Friends Without Benefits by Penny Reid
Friends Without Benefits (Knitting in the City)
There are three things you need to know about Elizabeth Finney: 1) She suffers from severe sarcastic syndrome, especially when she's unnerved, 2) No one unnerves her like Nico Manganiello, and 3) She knows how to knit.
Elizabeth Finney is almost always right about everything: the musical merits of boy bands are undervalued by society, “benefits” with human Ken dolls are better without friendship, and the sun has set on her once-in-a-lifetime chance for true love. But when Elizabeth’s plans for benefits without friendship are disarmed by the irritatingly charismatic and chauvinistic Nico Manganiello- her former nemesis- she finds herself struggling to maintain the electric fence around her heart while avoiding electrocution or, worse, falling in love.
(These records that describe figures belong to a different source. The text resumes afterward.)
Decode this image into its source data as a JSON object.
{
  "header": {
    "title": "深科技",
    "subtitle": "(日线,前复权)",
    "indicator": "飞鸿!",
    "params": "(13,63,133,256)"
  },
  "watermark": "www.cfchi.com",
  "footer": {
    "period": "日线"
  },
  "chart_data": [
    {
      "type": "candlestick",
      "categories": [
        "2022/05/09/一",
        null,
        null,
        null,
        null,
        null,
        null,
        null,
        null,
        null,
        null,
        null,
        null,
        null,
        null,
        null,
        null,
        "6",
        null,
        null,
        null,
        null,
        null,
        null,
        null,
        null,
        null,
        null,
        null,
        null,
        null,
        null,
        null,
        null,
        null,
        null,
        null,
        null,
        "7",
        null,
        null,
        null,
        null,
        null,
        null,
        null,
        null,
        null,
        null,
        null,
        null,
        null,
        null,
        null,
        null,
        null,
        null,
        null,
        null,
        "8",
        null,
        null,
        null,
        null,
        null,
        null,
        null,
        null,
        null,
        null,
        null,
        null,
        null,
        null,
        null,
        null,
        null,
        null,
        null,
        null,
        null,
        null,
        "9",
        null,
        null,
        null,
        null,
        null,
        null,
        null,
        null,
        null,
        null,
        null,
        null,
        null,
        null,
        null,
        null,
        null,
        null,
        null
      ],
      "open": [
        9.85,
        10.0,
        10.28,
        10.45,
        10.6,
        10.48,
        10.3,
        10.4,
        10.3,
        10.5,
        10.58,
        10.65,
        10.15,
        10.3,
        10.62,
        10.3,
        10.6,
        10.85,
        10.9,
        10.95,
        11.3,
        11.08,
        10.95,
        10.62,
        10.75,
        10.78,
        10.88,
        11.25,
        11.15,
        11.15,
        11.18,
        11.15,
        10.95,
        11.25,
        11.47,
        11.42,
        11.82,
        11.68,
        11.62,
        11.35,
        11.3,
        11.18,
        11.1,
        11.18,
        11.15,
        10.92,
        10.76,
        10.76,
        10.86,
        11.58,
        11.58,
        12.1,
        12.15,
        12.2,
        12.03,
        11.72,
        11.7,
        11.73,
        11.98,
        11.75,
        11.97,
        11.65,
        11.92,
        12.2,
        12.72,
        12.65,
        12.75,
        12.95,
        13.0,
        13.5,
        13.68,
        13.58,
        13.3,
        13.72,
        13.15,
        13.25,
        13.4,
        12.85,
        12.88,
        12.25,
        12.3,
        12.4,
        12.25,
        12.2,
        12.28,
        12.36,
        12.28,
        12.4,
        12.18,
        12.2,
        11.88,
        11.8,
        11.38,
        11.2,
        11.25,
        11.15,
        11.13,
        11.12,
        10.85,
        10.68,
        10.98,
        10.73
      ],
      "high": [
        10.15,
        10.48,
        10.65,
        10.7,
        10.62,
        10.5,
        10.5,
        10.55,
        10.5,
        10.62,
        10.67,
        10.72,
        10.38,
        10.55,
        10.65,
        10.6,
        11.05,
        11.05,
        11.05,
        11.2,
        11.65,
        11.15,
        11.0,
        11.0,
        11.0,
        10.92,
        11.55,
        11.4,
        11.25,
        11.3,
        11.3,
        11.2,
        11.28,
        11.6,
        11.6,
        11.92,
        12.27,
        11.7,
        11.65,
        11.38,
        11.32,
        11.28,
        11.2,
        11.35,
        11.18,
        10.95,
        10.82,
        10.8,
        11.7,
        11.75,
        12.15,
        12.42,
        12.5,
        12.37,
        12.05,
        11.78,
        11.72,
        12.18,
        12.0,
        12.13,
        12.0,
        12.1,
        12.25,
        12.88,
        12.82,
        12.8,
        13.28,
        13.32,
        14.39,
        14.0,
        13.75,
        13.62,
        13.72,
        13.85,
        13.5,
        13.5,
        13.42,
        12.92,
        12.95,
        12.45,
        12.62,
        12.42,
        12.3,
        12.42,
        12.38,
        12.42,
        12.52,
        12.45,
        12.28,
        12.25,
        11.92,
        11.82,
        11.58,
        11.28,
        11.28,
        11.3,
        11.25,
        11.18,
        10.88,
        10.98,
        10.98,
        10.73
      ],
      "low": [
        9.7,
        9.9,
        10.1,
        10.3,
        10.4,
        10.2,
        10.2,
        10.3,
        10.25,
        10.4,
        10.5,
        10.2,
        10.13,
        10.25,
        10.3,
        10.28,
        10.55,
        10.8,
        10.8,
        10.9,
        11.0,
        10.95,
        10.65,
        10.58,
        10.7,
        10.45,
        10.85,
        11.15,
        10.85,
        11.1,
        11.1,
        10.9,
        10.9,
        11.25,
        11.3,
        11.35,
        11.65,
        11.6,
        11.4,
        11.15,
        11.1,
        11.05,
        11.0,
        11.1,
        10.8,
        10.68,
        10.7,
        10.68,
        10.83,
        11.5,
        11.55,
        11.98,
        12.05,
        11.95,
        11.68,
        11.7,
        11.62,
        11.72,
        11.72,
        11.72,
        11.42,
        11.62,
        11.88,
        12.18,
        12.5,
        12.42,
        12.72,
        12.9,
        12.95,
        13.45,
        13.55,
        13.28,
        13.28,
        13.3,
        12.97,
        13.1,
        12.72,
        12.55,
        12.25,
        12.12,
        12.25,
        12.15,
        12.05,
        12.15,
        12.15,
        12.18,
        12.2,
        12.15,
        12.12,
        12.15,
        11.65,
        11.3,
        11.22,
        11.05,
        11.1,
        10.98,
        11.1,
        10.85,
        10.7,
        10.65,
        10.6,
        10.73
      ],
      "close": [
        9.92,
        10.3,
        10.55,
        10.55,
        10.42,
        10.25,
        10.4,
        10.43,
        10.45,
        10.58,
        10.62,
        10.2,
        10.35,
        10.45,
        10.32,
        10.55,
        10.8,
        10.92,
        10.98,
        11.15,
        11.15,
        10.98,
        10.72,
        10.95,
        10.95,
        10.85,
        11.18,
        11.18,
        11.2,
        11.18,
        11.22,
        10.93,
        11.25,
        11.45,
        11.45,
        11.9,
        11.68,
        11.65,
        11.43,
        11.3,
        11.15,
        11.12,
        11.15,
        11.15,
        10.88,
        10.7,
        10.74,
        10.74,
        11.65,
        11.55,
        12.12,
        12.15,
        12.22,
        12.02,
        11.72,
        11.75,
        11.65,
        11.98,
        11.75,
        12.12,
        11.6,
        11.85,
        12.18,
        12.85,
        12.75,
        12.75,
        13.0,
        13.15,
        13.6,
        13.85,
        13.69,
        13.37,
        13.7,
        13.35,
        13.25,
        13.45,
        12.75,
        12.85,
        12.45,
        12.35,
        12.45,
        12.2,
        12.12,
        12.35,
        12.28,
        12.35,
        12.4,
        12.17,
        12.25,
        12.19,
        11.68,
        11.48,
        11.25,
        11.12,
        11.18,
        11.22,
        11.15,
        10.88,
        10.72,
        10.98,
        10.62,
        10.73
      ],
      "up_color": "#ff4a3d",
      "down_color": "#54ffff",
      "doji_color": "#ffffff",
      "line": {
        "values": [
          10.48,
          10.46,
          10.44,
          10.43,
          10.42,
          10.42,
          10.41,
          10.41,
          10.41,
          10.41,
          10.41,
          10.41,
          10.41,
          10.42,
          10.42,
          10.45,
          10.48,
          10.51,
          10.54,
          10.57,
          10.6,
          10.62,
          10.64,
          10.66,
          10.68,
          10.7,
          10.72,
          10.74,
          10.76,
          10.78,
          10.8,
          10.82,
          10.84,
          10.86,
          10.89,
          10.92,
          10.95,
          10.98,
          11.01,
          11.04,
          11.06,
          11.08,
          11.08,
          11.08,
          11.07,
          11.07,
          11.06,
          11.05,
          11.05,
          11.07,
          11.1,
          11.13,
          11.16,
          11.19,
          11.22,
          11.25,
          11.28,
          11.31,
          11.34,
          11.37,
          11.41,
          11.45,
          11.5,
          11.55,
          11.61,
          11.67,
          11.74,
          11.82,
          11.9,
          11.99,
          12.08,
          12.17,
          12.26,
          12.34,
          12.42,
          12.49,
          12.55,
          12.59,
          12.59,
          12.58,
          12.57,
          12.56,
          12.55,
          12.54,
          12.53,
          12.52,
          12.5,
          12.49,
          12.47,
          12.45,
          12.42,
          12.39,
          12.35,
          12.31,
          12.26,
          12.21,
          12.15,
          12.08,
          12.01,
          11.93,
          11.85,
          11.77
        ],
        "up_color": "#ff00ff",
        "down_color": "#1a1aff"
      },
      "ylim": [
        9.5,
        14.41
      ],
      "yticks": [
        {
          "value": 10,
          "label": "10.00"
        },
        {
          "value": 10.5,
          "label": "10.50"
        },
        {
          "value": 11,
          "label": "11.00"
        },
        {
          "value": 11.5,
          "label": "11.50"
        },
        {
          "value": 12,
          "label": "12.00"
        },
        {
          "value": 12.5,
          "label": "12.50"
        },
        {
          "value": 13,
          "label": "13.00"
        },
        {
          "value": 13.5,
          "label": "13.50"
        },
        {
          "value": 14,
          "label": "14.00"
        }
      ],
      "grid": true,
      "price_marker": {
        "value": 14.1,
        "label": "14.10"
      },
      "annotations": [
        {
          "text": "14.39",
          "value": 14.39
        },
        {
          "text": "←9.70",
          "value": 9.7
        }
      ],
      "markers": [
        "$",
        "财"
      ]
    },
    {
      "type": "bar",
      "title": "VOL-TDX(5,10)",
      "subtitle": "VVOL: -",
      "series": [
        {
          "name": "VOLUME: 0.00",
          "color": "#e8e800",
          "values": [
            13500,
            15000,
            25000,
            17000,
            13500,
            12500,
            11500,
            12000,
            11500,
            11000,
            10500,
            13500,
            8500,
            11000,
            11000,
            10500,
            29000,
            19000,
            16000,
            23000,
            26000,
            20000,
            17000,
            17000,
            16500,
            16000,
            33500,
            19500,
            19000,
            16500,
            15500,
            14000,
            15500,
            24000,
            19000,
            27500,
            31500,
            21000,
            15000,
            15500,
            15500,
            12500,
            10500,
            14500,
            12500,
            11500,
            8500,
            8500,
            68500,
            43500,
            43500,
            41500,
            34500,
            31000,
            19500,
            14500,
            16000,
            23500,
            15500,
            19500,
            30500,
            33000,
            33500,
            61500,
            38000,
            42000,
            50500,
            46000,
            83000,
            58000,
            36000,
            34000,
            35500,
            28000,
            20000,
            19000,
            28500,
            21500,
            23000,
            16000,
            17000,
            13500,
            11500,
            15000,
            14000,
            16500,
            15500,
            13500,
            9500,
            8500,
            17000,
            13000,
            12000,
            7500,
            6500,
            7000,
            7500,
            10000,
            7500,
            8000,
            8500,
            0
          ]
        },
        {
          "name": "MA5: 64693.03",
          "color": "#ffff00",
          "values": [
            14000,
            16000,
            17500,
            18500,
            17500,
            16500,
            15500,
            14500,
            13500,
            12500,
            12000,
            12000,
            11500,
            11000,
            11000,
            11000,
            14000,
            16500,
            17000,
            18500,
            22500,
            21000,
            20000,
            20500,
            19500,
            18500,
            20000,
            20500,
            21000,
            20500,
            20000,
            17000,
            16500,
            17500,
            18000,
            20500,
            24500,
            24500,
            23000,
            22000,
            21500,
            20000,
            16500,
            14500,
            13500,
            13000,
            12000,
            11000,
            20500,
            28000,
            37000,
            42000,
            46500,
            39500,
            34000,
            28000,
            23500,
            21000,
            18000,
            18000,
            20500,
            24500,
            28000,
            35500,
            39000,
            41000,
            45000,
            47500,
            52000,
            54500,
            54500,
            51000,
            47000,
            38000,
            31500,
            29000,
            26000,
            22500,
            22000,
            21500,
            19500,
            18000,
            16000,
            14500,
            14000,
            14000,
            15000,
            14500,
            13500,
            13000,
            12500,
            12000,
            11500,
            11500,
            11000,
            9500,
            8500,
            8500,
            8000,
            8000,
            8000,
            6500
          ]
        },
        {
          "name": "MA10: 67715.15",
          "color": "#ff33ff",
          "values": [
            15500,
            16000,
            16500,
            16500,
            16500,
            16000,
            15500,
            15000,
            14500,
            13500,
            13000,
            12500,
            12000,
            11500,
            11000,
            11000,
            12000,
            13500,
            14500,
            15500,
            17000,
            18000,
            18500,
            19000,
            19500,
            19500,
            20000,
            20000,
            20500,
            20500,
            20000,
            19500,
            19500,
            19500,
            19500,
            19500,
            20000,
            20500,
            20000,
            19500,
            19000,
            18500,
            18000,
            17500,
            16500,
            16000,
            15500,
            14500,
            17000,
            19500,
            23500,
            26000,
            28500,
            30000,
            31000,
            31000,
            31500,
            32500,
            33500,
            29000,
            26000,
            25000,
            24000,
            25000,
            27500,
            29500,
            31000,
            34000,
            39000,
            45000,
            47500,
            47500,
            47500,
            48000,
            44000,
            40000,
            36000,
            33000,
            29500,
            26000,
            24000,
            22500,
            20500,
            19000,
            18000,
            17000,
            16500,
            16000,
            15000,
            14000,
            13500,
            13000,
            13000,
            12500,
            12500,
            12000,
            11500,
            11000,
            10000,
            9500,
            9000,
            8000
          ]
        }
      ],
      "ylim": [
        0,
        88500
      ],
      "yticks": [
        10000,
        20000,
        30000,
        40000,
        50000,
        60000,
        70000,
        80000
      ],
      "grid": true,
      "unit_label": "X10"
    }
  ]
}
I really want to like this book. I wanted to love it as much as Neanderthal Seeks Human (which I loved). I loved Janie and Quinn and everything about NSH. It was amazing. Elizabeth was in it and well I thought she seemed like a great friend to Janie and I was excited to read her story. I knew she thought that people only get one love in a life, and since hers died when they were teenagers she would never be in love again. I was curious to see how this would play out and how she changes her mind. Well I started reading and....I hated Elizabeth. Hated her so much I wasn't sure if I could finish the book. She was...man I hated her. I couldn't stand her at all for at least half of the book. She was immature and whiny and so annoying! It started and I thought oh she slept with Nico then he left her and she was heartbroken...oh wait she left him and never spoke to him again? Interesting let's see how this plays out. Well it plays out that she just is so poor me I am a horrible person because of the way I am and I wish I were a better person so I could be with Nico since he thinks he loves me. Poor me. My life is so hard. Okay well do something about it! Don't like how you are? Try and change it. It might not be easy, it might take time, but if you really want to change then for the love of all things try and change! Don't just whiny and complain and be all wah poor me. I hate that. I can't stand that kind of attitude. So I was really sad because I really wanted to love this book right from the start. I loved the first book, I loved Janie so much I wish we were bff, but Elizabeth...there is no way I could be actual friends with her without going off on her. It just wouldn't work. So sad, but the way it is.
Now about 45% of the way through she started to get not so stupid and annoying and I started to slightly like her a little more. Then she decided to set up some time to sleep with Dr. Ken Miles even though she really wants Nico and I just wanted to bang my head against the wall. She kept making me want to just shake her and say what is wrong with you?!?! Seriously she frustrated me to no end. Finally by the end she worked things out and I was happy with how everything ended up, but man. It started off pretty rough. Though I am still a little disappointed since I loved the first book so much.
I think one of the reasons why I hated Elizabeth so much was that she wasn't messed up enough (if that makes sense). Like we were told all of this bad stuff had happened to her, like her mom dying and her boyfriend in high school and what not, but she didn't really seem like she was really messed up by it. Like if she were worse, if she were really self destructive and horrible I would actually like her more. Then at least I could understand why she was so annoying. Really then I wouldn't find her as annoying because I would understand the reasoning. But she was just kind of in the middle, not really messed up enough, and not really perfectly fine either. I didn't really get why she thought she was a horrible person. She just kept saying she was, but I didn't get it.
Elizabeth did get better as the book progressed. She did start to grow on me more, but I never really loved her. By the end I was happy,
Nico was also just okay. I didn't fall in love with him like I did with Quinn. I didn't connect with him that much. I didn't hate him or anything, but he was just okay. He kept telling Elizabeth how much he cared about her, and they definitely had chemistry and it was hot, but I don't know. He just didn't do it for me. Oh and there is a chapter where there are two different versions of the same scene, one closed door one open door. Well leading up I was just like reading quickly to see what would happen and I was so into it then like a splash of cold water I was taken out of the story to get an explanation of how there will be two versions of the following scene blah blah blah. I wish the closed door version would have just been there, then after all the hot and heavy and explanation of here is another version if you want more. Then it wouldn't have pulled me out of the moment so much. Just switching the point where it is explained would have been great.
This book still had a lot of great references to geeky things and fun conversations about the merits of boy bands and such which I did enjoy. Elizabeth did get better as the book progressed. She did start to grow on me more, but I never really loved her. By the end I was happy, but it is hard for me to get over the first half super annoyances. I don't know that this is a book I will go back and re-read, not like Neanderthal Seeks Human (which really is one of my favorite romances). Oh well, you can't like all characters in all books. I just wish I loved this book more as I love Penny Reid and think she is pretty hilarious. It just wasn't my cup of tea. I am still and eagerly awaiting the next book though, even though it will be a while.